Covering the Euclidean plane with constructible lines and circles
It's the countable union of measure 0 sets, so its measure is 0.
The equation for any such constructible line or circle will have algebraic coefficients. So if $x$ and $y$ are algebraically independent (say, $x=\pi$, $y=e^{\pi}$), then $(x,y)$ cannot be drawn in this way.
Here's a geometric (as opposed to algebraic) argument.
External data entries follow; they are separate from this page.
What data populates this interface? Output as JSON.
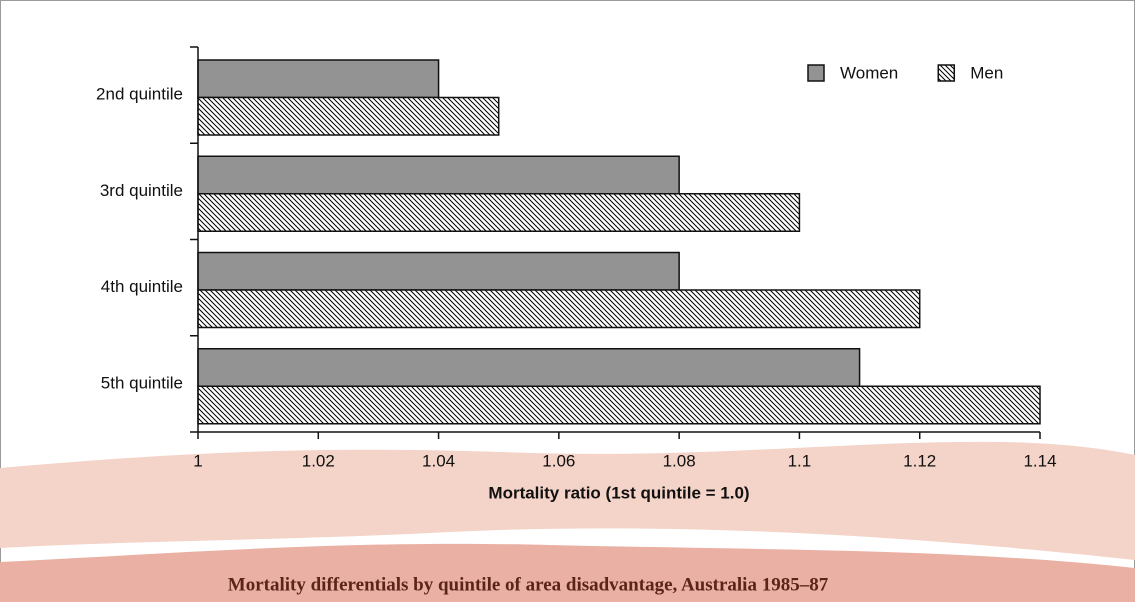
{
  "chart_data": {
    "type": "barh",
    "title": "Mortality differentials by quintile of area disadvantage, Australia 1985–87",
    "x_label": "Mortality ratio (1st quintile = 1.0)",
    "categories": [
      "2nd quintile",
      "3rd quintile",
      "4th quintile",
      "5th quintile"
    ],
    "series": [
      {
        "name": "Women",
        "color": "#939393",
        "hatch": false,
        "values": [
          1.04,
          1.08,
          1.08,
          1.11
        ]
      },
      {
        "name": "Men",
        "color": "#000000",
        "hatch": true,
        "values": [
          1.05,
          1.1,
          1.12,
          1.14
        ]
      }
    ],
    "xlim": [
      1,
      1.14
    ],
    "xticks": [
      1,
      1.02,
      1.04,
      1.06,
      1.08,
      1.1,
      1.12,
      1.14
    ],
    "legend": "top-right"
  }
}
Let $C$ be the set of points of $\mathbb{R}^2$ which lie either on a line through two constructible points or on a circle with a radius whose endpoints are constructible, where by 'constructible' I mean constructible from a fixed finite set of points by ruler-and-compass constructions in a finite number of steps.
We will prove that $C \ne \mathbb{R}^2$.
To see this, we'll define a family of sets $P_n$, for $n \in \mathbb{N}$, inductively as follows:
- Let $P_0$ be the (finite) set of points you start with;
- With $P_n$ defined, let $P_{n+1}$ be the set of points lying at an intersection of two (non-coinciding) lines or circle defined from $P_n$, where a 'line defined from $P_n$' means one passing through two distinct elements of $P_n$, and a 'circle defined from $P_n$' means one with a radius whose endpoints are distinct elements of $P_n$.
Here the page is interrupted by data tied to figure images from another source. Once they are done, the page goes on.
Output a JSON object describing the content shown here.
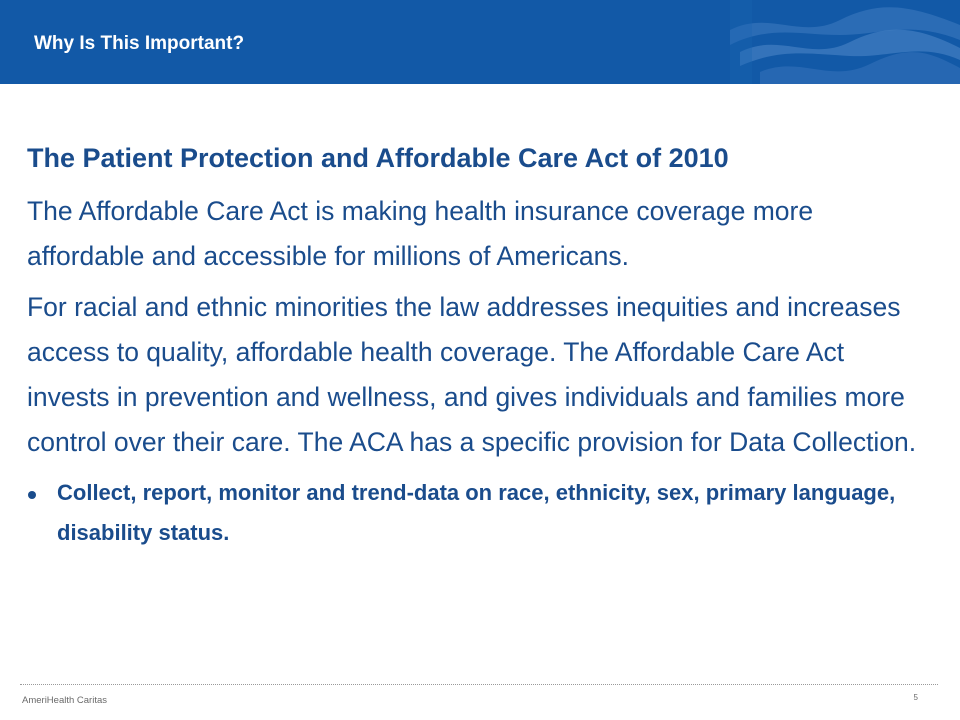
{
  "header": {
    "title": "Why Is This Important?"
  },
  "main": {
    "heading": "The Patient Protection and Affordable Care Act of 2010",
    "paragraphs": [
      "The Affordable Care Act is making health insurance coverage more affordable and accessible for millions of Americans.",
      "For racial and ethnic minorities the law addresses inequities and increases access to quality, affordable health coverage.  The Affordable Care Act invests in prevention and wellness, and gives individuals and families more control over their care. The ACA has a specific provision for Data Collection."
    ],
    "bullets": [
      "Collect, report, monitor and trend-data on race, ethnicity, sex, primary language, disability status."
    ]
  },
  "footer": {
    "logo_text": "AmeriHealth Caritas",
    "page_number": "5"
  },
  "colors": {
    "header_bg": "#1259a7",
    "text_blue": "#1a4c8c"
  }
}
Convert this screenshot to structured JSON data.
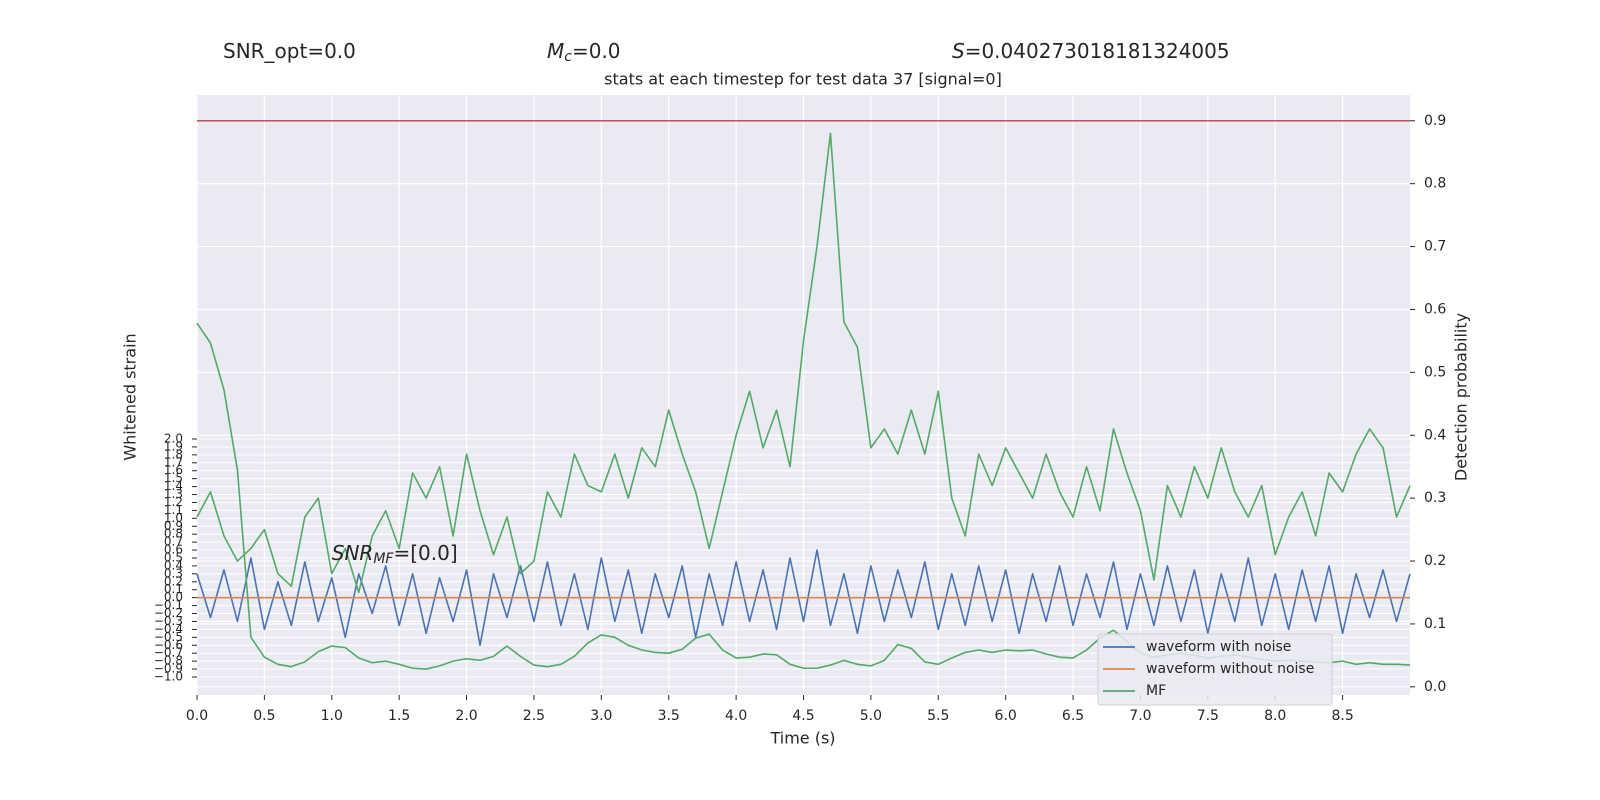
{
  "chart_data": {
    "type": "line",
    "headers": [
      {
        "main": "SNR_opt=0.0"
      },
      {
        "main": "M",
        "sub": "c",
        "rest": "=0.0"
      },
      {
        "main": "S",
        "rest": "=0.040273018181324005"
      }
    ],
    "title": "stats at each timestep for test data 37 [signal=0]",
    "annotation": {
      "main": "SNR",
      "sub": "MF",
      "rest": "=[0.0]",
      "x": 1.0,
      "y": 0.55
    },
    "x_label": "Time (s)",
    "y_label": "Whitened strain",
    "y2_label": "Detection probability",
    "grid": true,
    "legend": "lower right",
    "xlim": [
      0,
      9.0
    ],
    "ylim": [
      -1.227,
      6.336
    ],
    "y2lim": [
      -0.013,
      0.941
    ],
    "xticks": [
      {
        "value": 0,
        "label": "0.0"
      },
      {
        "value": 0.5,
        "label": "0.5"
      },
      {
        "value": 1,
        "label": "1.0"
      },
      {
        "value": 1.5,
        "label": "1.5"
      },
      {
        "value": 2,
        "label": "2.0"
      },
      {
        "value": 2.5,
        "label": "2.5"
      },
      {
        "value": 3,
        "label": "3.0"
      },
      {
        "value": 3.5,
        "label": "3.5"
      },
      {
        "value": 4,
        "label": "4.0"
      },
      {
        "value": 4.5,
        "label": "4.5"
      },
      {
        "value": 5,
        "label": "5.0"
      },
      {
        "value": 5.5,
        "label": "5.5"
      },
      {
        "value": 6,
        "label": "6.0"
      },
      {
        "value": 6.5,
        "label": "6.5"
      },
      {
        "value": 7,
        "label": "7.0"
      },
      {
        "value": 7.5,
        "label": "7.5"
      },
      {
        "value": 8,
        "label": "8.0"
      },
      {
        "value": 8.5,
        "label": "8.5"
      }
    ],
    "yticks": [
      {
        "value": -1,
        "label": "−1.0"
      },
      {
        "value": -0.9,
        "label": "−0.9"
      },
      {
        "value": -0.8,
        "label": "−0.8"
      },
      {
        "value": -0.7,
        "label": "−0.7"
      },
      {
        "value": -0.6,
        "label": "−0.6"
      },
      {
        "value": -0.5,
        "label": "−0.5"
      },
      {
        "value": -0.4,
        "label": "−0.4"
      },
      {
        "value": -0.3,
        "label": "−0.3"
      },
      {
        "value": -0.2,
        "label": "−0.2"
      },
      {
        "value": -0.1,
        "label": "−0.1"
      },
      {
        "value": 0,
        "label": "0.0"
      },
      {
        "value": 0.1,
        "label": "0.1"
      },
      {
        "value": 0.2,
        "label": "0.2"
      },
      {
        "value": 0.3,
        "label": "0.3"
      },
      {
        "value": 0.4,
        "label": "0.4"
      },
      {
        "value": 0.5,
        "label": "0.5"
      },
      {
        "value": 0.6,
        "label": "0.6"
      },
      {
        "value": 0.7,
        "label": "0.7"
      },
      {
        "value": 0.8,
        "label": "0.8"
      },
      {
        "value": 0.9,
        "label": "0.9"
      },
      {
        "value": 1,
        "label": "1.0"
      },
      {
        "value": 1.1,
        "label": "1.1"
      },
      {
        "value": 1.2,
        "label": "1.2"
      },
      {
        "value": 1.3,
        "label": "1.3"
      },
      {
        "value": 1.4,
        "label": "1.4"
      },
      {
        "value": 1.5,
        "label": "1.5"
      },
      {
        "value": 1.6,
        "label": "1.6"
      },
      {
        "value": 1.7,
        "label": "1.7"
      },
      {
        "value": 1.8,
        "label": "1.8"
      },
      {
        "value": 1.9,
        "label": "1.9"
      },
      {
        "value": 2,
        "label": "2.0"
      }
    ],
    "y2ticks": [
      {
        "value": 0,
        "label": "0.0"
      },
      0.1,
      0.2,
      0.3,
      0.4,
      0.5,
      0.6,
      0.7,
      0.8,
      0.9
    ],
    "hline": {
      "value": 0.9,
      "color": "#c44e52",
      "axis": "y2"
    },
    "x": [
      0,
      0.1,
      0.2,
      0.3,
      0.4,
      0.5,
      0.6,
      0.7,
      0.8,
      0.9,
      1,
      1.1,
      1.2,
      1.3,
      1.4,
      1.5,
      1.6,
      1.7,
      1.8,
      1.9,
      2,
      2.1,
      2.2,
      2.3,
      2.4,
      2.5,
      2.6,
      2.7,
      2.8,
      2.9,
      3,
      3.1,
      3.2,
      3.3,
      3.4,
      3.5,
      3.6,
      3.7,
      3.8,
      3.9,
      4,
      4.1,
      4.2,
      4.3,
      4.4,
      4.5,
      4.6,
      4.7,
      4.8,
      4.9,
      5,
      5.1,
      5.2,
      5.3,
      5.4,
      5.5,
      5.6,
      5.7,
      5.8,
      5.9,
      6,
      6.1,
      6.2,
      6.3,
      6.4,
      6.5,
      6.6,
      6.7,
      6.8,
      6.9,
      7,
      7.1,
      7.2,
      7.3,
      7.4,
      7.5,
      7.6,
      7.7,
      7.8,
      7.9,
      8,
      8.1,
      8.2,
      8.3,
      8.4,
      8.5,
      8.6,
      8.7,
      8.8,
      8.9,
      9
    ],
    "series": [
      {
        "name": "waveform with noise",
        "color": "#4c72b0",
        "axis": "y",
        "values": [
          0.3,
          -0.25,
          0.35,
          -0.3,
          0.5,
          -0.4,
          0.2,
          -0.35,
          0.45,
          -0.3,
          0.25,
          -0.5,
          0.3,
          -0.2,
          0.4,
          -0.35,
          0.3,
          -0.45,
          0.25,
          -0.3,
          0.35,
          -0.6,
          0.3,
          -0.25,
          0.4,
          -0.3,
          0.45,
          -0.35,
          0.3,
          -0.4,
          0.5,
          -0.3,
          0.35,
          -0.45,
          0.3,
          -0.25,
          0.4,
          -0.5,
          0.3,
          -0.35,
          0.45,
          -0.3,
          0.35,
          -0.4,
          0.5,
          -0.3,
          0.6,
          -0.35,
          0.3,
          -0.45,
          0.4,
          -0.3,
          0.35,
          -0.25,
          0.45,
          -0.4,
          0.3,
          -0.35,
          0.4,
          -0.3,
          0.35,
          -0.45,
          0.3,
          -0.3,
          0.4,
          -0.35,
          0.3,
          -0.25,
          0.45,
          -0.4,
          0.3,
          -0.35,
          0.4,
          -0.3,
          0.35,
          -0.45,
          0.3,
          -0.3,
          0.5,
          -0.35,
          0.3,
          -0.4,
          0.35,
          -0.3,
          0.4,
          -0.45,
          0.3,
          -0.25,
          0.35,
          -0.3,
          0.3
        ]
      },
      {
        "name": "waveform without noise",
        "color": "#dd8452",
        "axis": "y",
        "values": [
          0,
          0,
          0,
          0,
          0,
          0,
          0,
          0,
          0,
          0,
          0,
          0,
          0,
          0,
          0,
          0,
          0,
          0,
          0,
          0,
          0,
          0,
          0,
          0,
          0,
          0,
          0,
          0,
          0,
          0,
          0,
          0,
          0,
          0,
          0,
          0,
          0,
          0,
          0,
          0,
          0,
          0,
          0,
          0,
          0,
          0,
          0,
          0,
          0,
          0,
          0,
          0,
          0,
          0,
          0,
          0,
          0,
          0,
          0,
          0,
          0,
          0,
          0,
          0,
          0,
          0,
          0,
          0,
          0,
          0,
          0,
          0,
          0,
          0,
          0,
          0,
          0,
          0,
          0,
          0,
          0,
          0,
          0,
          0,
          0,
          0,
          0,
          0,
          0,
          0,
          0
        ]
      },
      {
        "name": "MF",
        "color": "#55a868",
        "axis": "y",
        "values": [
          3.46,
          3.21,
          2.62,
          1.61,
          -0.5,
          -0.75,
          -0.84,
          -0.87,
          -0.81,
          -0.68,
          -0.61,
          -0.63,
          -0.76,
          -0.82,
          -0.8,
          -0.84,
          -0.89,
          -0.9,
          -0.86,
          -0.8,
          -0.77,
          -0.79,
          -0.74,
          -0.61,
          -0.74,
          -0.85,
          -0.87,
          -0.84,
          -0.74,
          -0.57,
          -0.47,
          -0.5,
          -0.6,
          -0.66,
          -0.69,
          -0.7,
          -0.65,
          -0.51,
          -0.46,
          -0.66,
          -0.76,
          -0.75,
          -0.71,
          -0.72,
          -0.84,
          -0.89,
          -0.89,
          -0.85,
          -0.79,
          -0.84,
          -0.86,
          -0.79,
          -0.59,
          -0.64,
          -0.81,
          -0.84,
          -0.76,
          -0.69,
          -0.66,
          -0.69,
          -0.66,
          -0.67,
          -0.66,
          -0.71,
          -0.75,
          -0.76,
          -0.66,
          -0.51,
          -0.41,
          -0.55,
          -0.7,
          -0.75,
          -0.72,
          -0.7,
          -0.73,
          -0.76,
          -0.74,
          -0.72,
          -0.75,
          -0.78,
          -0.8,
          -0.79,
          -0.8,
          -0.81,
          -0.82,
          -0.8,
          -0.84,
          -0.82,
          -0.84,
          -0.84,
          -0.85
        ]
      },
      {
        "color": "#55a868",
        "axis": "y2",
        "values": [
          0.27,
          0.31,
          0.24,
          0.2,
          0.22,
          0.25,
          0.18,
          0.16,
          0.27,
          0.3,
          0.18,
          0.22,
          0.15,
          0.24,
          0.28,
          0.22,
          0.34,
          0.3,
          0.35,
          0.24,
          0.37,
          0.28,
          0.21,
          0.27,
          0.18,
          0.2,
          0.31,
          0.27,
          0.37,
          0.32,
          0.31,
          0.37,
          0.3,
          0.38,
          0.35,
          0.44,
          0.37,
          0.31,
          0.22,
          0.31,
          0.4,
          0.47,
          0.38,
          0.44,
          0.35,
          0.55,
          0.7,
          0.88,
          0.58,
          0.54,
          0.38,
          0.41,
          0.37,
          0.44,
          0.37,
          0.47,
          0.3,
          0.24,
          0.37,
          0.32,
          0.38,
          0.34,
          0.3,
          0.37,
          0.31,
          0.27,
          0.35,
          0.28,
          0.41,
          0.34,
          0.28,
          0.17,
          0.32,
          0.27,
          0.35,
          0.3,
          0.38,
          0.31,
          0.27,
          0.32,
          0.21,
          0.27,
          0.31,
          0.24,
          0.34,
          0.31,
          0.37,
          0.41,
          0.38,
          0.27,
          0.32
        ]
      }
    ]
  }
}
Next, for each $n \in \mathbb{N}$, let $C_n$ be the set of points in $\mathbb{R}^2$ which lie on a line or circle defined from $P_n$.
We obtain the set $C$ as the union of all of the sets $C_n$: $$C = \bigcup\limits_{n=0}^{\infty} C_n$$
It now suffices to prove that $C_n$ is nowhere-dense for each $n \in \mathbb{N}$, so that $C \ne \mathbb{R}^2$ by the Baire category theorem (see BCT3 here).
To prove this, it suffices to prove that $P_n$ is finite for each $n \in \mathbb{N}$. Indeed, each line and circle defined from $P_n$ is determined by two elements of $P_n$, so that if $P_n$ is finite, then $C_n$ is a finite union of lines and circles. Since lines and circles are nowhere-dense, it follows that $C_n$ is a finite union of nowhere-dense sets, so is itself nowhere-dense.
Finally, proving $P_n$ is finite for each $n \in \mathbb{N}$ is an easy induction on $n$. Indeed, $P_0$ is finite by assumption, and if $P_n$ is finite, then $P_{n+1}$ is finite since two non-coinciding lines or circles may only intersect at $0$, $1$ or $2$ points, and there are only finitely many lines and circles definable from $P_n$.